There was always a running joke between one of my exes and I, that I wore the pants in our relationship. When I think back on it, I did. It wasn’t that I wanted to, but it was because it came natural and he allowed me to.
In conversations that I’ve had with men, they’d tell me that I think like a guy but I never thought anything of it. I just figured it was the way I was and I accepted it. When one relationship ended, I’d slide right into the next one before allowing the wounds from the previous relationship to heal. When things ended with my boyfriends (those that I was in love with) the easiest thing for me to do was to just cut them off and move on with my life as if they never existed.
In past relationships, I cannot remember ever being the first to say “I love you”. I wonder how many of my female friends could say the same. It’s usually the girl or woman who is the first one to blurt out the L-word, but that was never me. I’ve never been one to pour my heart out to anyone or to call a girlfriend for a shoulder to cry on. That’s just not how I operate.
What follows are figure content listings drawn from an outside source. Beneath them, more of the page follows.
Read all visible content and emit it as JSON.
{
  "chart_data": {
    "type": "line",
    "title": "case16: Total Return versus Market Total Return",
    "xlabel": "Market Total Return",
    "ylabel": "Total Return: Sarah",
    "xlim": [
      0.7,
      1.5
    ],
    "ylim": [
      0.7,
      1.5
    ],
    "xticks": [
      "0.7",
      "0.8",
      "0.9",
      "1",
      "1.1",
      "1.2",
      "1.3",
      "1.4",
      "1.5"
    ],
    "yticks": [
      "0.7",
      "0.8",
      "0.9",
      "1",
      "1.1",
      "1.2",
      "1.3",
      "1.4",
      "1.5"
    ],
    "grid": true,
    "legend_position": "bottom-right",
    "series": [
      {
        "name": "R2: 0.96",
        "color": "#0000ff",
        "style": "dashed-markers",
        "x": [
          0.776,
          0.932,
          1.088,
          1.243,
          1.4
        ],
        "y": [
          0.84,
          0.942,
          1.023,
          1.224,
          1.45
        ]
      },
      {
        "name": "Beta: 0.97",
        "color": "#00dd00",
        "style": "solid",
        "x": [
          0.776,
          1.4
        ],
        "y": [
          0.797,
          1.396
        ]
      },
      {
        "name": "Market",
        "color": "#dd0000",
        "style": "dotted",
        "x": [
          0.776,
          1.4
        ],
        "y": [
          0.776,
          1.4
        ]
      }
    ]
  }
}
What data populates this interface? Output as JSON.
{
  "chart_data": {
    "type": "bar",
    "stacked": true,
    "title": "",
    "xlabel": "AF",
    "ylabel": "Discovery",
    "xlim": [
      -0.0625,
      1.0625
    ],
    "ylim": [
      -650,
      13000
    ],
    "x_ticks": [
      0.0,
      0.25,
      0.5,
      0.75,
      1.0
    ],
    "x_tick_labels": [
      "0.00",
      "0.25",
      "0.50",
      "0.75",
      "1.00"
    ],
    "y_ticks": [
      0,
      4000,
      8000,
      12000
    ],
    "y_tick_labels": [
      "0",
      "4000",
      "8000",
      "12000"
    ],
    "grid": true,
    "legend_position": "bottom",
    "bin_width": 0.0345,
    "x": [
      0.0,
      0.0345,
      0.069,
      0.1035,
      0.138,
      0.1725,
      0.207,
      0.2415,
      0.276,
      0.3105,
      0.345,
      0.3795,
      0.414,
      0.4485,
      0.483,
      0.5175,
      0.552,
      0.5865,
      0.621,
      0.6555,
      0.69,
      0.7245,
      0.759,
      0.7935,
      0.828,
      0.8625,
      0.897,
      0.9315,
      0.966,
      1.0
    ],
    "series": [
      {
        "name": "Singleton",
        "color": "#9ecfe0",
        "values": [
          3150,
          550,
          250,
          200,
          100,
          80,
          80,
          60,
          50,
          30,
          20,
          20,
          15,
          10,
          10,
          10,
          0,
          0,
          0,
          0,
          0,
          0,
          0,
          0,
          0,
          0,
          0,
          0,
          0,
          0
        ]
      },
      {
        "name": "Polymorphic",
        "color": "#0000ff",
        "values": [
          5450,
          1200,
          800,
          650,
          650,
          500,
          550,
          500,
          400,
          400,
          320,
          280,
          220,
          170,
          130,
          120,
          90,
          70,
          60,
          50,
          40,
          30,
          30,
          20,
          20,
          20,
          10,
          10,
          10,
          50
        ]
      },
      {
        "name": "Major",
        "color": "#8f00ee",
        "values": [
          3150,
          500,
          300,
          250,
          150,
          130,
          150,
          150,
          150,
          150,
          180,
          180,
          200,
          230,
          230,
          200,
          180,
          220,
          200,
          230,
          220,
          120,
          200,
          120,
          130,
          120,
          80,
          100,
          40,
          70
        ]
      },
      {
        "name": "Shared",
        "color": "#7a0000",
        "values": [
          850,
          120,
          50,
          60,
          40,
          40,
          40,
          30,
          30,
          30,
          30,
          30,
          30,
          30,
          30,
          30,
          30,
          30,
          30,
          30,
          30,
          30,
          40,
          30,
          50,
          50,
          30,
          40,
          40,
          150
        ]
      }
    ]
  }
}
Sometimes, I wonder if being raised solely by my Dad during my formative years, has anything to do with the way I am when it comes to relationships. I’m sure it had to have some type of affect on me. I’m still figuring it all out.
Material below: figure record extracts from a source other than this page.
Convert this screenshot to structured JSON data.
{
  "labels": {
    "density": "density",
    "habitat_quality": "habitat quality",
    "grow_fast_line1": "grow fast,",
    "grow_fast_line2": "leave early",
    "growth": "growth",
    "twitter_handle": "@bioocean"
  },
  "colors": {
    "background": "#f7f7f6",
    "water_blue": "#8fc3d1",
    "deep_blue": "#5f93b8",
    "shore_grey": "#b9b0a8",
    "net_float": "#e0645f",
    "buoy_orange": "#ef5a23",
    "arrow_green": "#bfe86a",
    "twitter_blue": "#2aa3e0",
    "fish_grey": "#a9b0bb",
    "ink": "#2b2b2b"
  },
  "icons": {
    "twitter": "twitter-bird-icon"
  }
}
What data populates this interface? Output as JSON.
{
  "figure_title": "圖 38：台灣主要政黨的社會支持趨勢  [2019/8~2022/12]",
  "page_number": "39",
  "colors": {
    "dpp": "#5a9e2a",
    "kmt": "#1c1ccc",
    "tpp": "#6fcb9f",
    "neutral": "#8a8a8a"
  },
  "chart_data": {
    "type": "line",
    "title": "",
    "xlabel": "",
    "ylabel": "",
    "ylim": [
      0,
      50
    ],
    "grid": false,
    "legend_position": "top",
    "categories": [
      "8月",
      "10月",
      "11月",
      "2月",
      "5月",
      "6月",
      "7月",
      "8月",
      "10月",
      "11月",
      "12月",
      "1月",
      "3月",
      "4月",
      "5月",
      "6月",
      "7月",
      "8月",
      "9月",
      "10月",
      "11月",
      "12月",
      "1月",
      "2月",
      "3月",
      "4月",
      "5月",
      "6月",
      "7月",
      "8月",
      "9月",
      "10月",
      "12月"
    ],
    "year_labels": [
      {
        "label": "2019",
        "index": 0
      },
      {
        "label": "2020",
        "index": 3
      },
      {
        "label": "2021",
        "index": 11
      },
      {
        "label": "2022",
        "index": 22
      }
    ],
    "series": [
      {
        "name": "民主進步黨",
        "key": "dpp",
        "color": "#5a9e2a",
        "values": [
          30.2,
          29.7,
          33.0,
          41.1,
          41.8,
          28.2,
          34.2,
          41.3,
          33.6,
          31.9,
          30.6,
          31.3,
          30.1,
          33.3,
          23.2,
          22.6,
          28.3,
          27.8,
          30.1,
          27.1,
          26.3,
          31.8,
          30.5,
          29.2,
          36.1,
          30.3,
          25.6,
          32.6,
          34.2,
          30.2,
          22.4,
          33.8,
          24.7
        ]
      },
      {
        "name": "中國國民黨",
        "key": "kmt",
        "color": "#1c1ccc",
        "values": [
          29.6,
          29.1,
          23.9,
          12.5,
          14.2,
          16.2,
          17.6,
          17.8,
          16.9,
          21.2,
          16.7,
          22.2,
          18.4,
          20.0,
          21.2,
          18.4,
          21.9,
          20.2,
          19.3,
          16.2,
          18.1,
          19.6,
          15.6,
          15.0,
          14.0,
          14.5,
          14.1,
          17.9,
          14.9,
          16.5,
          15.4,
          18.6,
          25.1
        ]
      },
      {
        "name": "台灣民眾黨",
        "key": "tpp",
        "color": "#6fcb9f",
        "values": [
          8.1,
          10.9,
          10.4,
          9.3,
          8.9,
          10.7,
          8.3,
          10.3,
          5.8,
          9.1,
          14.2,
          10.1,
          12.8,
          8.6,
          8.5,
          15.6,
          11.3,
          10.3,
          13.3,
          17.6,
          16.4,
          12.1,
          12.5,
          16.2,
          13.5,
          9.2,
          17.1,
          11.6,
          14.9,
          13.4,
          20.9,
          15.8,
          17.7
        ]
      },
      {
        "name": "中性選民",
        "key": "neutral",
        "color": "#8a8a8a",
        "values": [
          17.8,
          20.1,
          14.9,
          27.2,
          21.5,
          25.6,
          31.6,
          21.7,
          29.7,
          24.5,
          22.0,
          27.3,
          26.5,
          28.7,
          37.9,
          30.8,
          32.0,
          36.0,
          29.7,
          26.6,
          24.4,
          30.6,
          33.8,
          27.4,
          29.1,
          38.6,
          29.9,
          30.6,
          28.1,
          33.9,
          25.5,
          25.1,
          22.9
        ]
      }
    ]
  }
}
Glad I finally realized it’s impossible to maintain a relationship when both of the people wear the pants. It causes unnecessary tension and pointless arguments. Over the years, I’ve learned to step back and let the man be a man. I’m not saying that I would ever allow a man to walk over me but I’ve definitely learned how to play my position. Besides, I think I’m over trying to wear the pants, I’d much rather wear a dress.